Clock Scaling Remains Powerful
Nearly perfect 2× speedup from 2× frequency increase demonstrates that higher clocks still drive performance—until power/heat limits are hit.
Pipeline Complexity is a Design Trade-off
Minor's detailed pipeline doesn't yield advantage here, but for superscalar/out-of-order workloads, it's essential. The cost is higher power and verification effort.
For Software Engineers
Algorithmic Choice Dominates
Memory bandwidth choice has minimal impact. Algorithmic efficiency (O(n log n) vs. O(n²)) matters far more than hardware specifics for moderately-sized data.
Cache Friendliness is Practical
Even though Quicksort isn't the cache-optimal sorting algorithm, it runs efficiently on realistic caches. Simple algorithms with temporal locality often win in practice.
Measurement Beats Intuition
Without simulation, predicting speedup from frequency scaling or memory bandwidth intuitively is error-prone. Precise measurement reveals ground truth.

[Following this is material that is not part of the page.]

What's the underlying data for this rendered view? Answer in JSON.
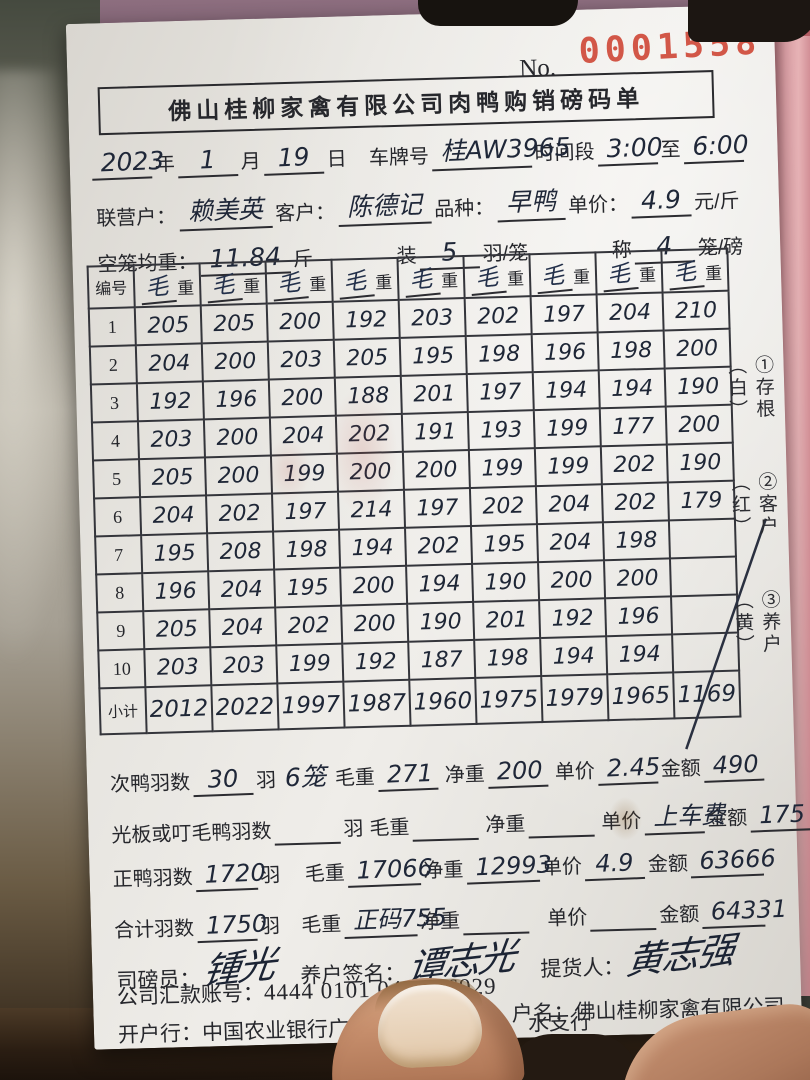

Reproducibility & Extensibility
How to Reproduce
Prerequisites
- gem5 (version ~May 2024 snapshot)
- GCC or Clang (for compilation)
- Python (for data analysis scripts)
- Matplotlib (for visualization)
Build & Run Example
# Step 1: Navigate to a simulation directory
cd quicksort/X86MinorCPU/DDR3_1600_8x8/1.2GHz
# Step 2: Compile quicksort with gem5 m5ops
make all
# Step 3: Run gem5 simulation
/path/to/gem5/build/X86/gem5.opt \
/path/to/gem5/configs/example/se.py \
--cmd=./a.out --options="100 100" \
--cpu-type=X86MinorCPU \
--caches --l2cache \
--l1d_size=32768 --l1i_size=32768 \
--l2_size=262144 \
--cpu-clock="1.2GHz" \
--mem-type=DDR3_1600_8x8
# Step 4: Extract results
grep "^simSeconds" m5out/stats.txt
grep "^system.cpu.numCycles" m5out/stats.txt
How to Extend
The experiment framework is easily extensible:
Add a New CPU Model
Test superscalar or out-of-order CPUs (e.g., X86O3CPU) to see if pipeline complexity matters for more complex workloads.
Add a New Memory Type
Test newer memory technologies (e.g., GDDR6, HBM) or configure custom memory parameters in gem5.
Change the Workload
Replace Quicksort with other algorithms (heapsort, matrix multiply) to observe different memory access patterns.
Conclusion
This project demonstrates a principled approach to computer architecture evaluation using simulation. By carefully designing an experiment, implementing a representative workload, and interpreting results through the lens of architectural understanding, we gained actionable insights:
- Clock frequency remains a powerful performance lever for well-designed systems
- Memory bandwidth matters less than cache design for workloads with good locality
- CPU pipeline complexity isn't always necessary—simpler designs suffice when memory isn't the bottleneck
These findings, while demonstrated on Quicksort in gem5, transfer to broader systems and inform real architectural decisions made by researchers and industry practitioners every day.